Это ожидание оказалось мучительнее иной пытки. Весь день с самого утра я рыскал по городу, разыскивал нужных людей, пытался выудить у них необходимую информацию, ломал голову, решая одну за другой встававшие передо мной проблемы, и мне было легче, потому что я что-то делал. Это давало мне временную передышку, позволяя не думать о том, что будет, если мой план сорвется. Мысли об Эми не оставляли меня ни на минуту, я помнил о ней даже тогда, когда валялся на полу в «Куджо», хрипя и чувствуя, как цепь стягивает мне глотку. Даже в такие минуты, когда человек забывает обо всем, ее образ вставал передо мной как цель, к которой я шел, как напоминание о том, почему я не имею права бросить все. Только мысль об Эми заставила меня подняться на ноги и вновь бороться за свою жизнь. Тогда я не позволял, я не мог позволить себе бояться. Но сейчас, когда мне ничего не оставалось, кроме как ждать, страх вернулся с новой силой, запустив в меня свои когти, и я ничего не мог с этим поделать. Время тянулось томительно медленно, и пытка возобновилась — мысли снова и снова возвращались к тому, о чем думать не следовало. Я гнал их, но все повторялось, картины одна страшнее другой мелькали у меня перед глазами, картины того, что будет с Эми, если я ошибся. В горячке последних событий я смог избавиться от них на какое-то время, но теперь страх вернулся, и я ничего не мог с этим поделать.

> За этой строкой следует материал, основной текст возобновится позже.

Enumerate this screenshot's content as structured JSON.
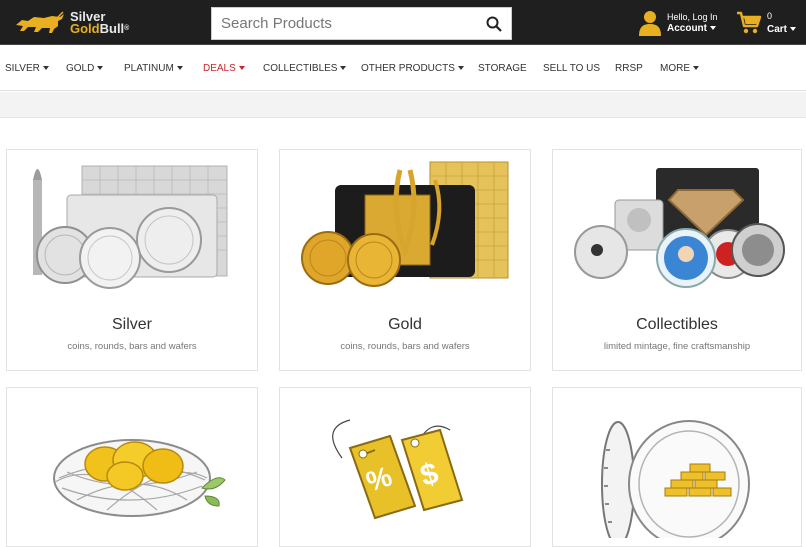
{
  "header": {
    "logo": {
      "line1": "Silver",
      "line2": "Gold",
      "line3": "Bull",
      "tm": "®"
    },
    "search": {
      "placeholder": "Search Products"
    },
    "account": {
      "greeting": "Hello, Log In",
      "label": "Account"
    },
    "cart": {
      "count": "0",
      "label": "Cart"
    }
  },
  "nav": {
    "items": [
      {
        "label": "SILVER",
        "dropdown": true
      },
      {
        "label": "GOLD",
        "dropdown": true
      },
      {
        "label": "PLATINUM",
        "dropdown": true
      },
      {
        "label": "DEALS",
        "dropdown": true
      },
      {
        "label": "COLLECTIBLES",
        "dropdown": true
      },
      {
        "label": "OTHER PRODUCTS",
        "dropdown": true
      },
      {
        "label": "STORAGE",
        "dropdown": false
      },
      {
        "label": "SELL TO US",
        "dropdown": false
      },
      {
        "label": "RRSP",
        "dropdown": false
      },
      {
        "label": "MORE",
        "dropdown": true
      }
    ]
  },
  "categories": [
    {
      "title": "Silver",
      "subtitle": "coins, rounds, bars and wafers",
      "image": "silver-products-image"
    },
    {
      "title": "Gold",
      "subtitle": "coins, rounds, bars and wafers",
      "image": "gold-products-image"
    },
    {
      "title": "Collectibles",
      "subtitle": "limited mintage, fine craftsmanship",
      "image": "collectibles-image"
    },
    {
      "title": "",
      "subtitle": "",
      "image": "gold-nest-image"
    },
    {
      "title": "",
      "subtitle": "",
      "image": "deals-tags-image"
    },
    {
      "title": "",
      "subtitle": "",
      "image": "storage-vault-image"
    }
  ],
  "colors": {
    "header_bg": "#1f1f1f",
    "brand_gold": "#e8b021",
    "deals_red": "#c9252c"
  }
}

Прошло уже больше двух с половиной часов, когда наше затянувшееся ожидание нарушил телефонный звонок. Это снова был Джо.
— Ты меня слышишь? — взволнованно проговорил он в трубку. — Еще одна машина только что въехала в гараж. Маленький спортивный автомобиль. Кажется, «мазда», но я не уверен.
— Хорошо, понял.
Я торопливо вернулся в квартиру и передал услышанное Тору, но тот, по своему обыкновению, ограничился только безразличным кивком в ответ. Прошло несколько томительно долгих минут, все было тихо, и я уж было решил, что появление владельца «мазды» оказалось еще одной ложной тревогой, когда вдруг у меня над ухом раздался, как обычно, бесстрастный негромкий голос Тора:
— Лифт, — предупредил он.
Нахмурившись, я слегка присел, чтобы быть готовым ко всему, и, затаив дыхание, стал прислушиваться. Сказать по правде, я ничего не слышал. Еще пара секунд, в течение которых я почти не дышал, и вдруг послышался слабый шум лифта, остановившегося на площадке пентхауса. Честно говоря, не знаю, что слышал перед этим Тор, но он, как всегда, оказался прав.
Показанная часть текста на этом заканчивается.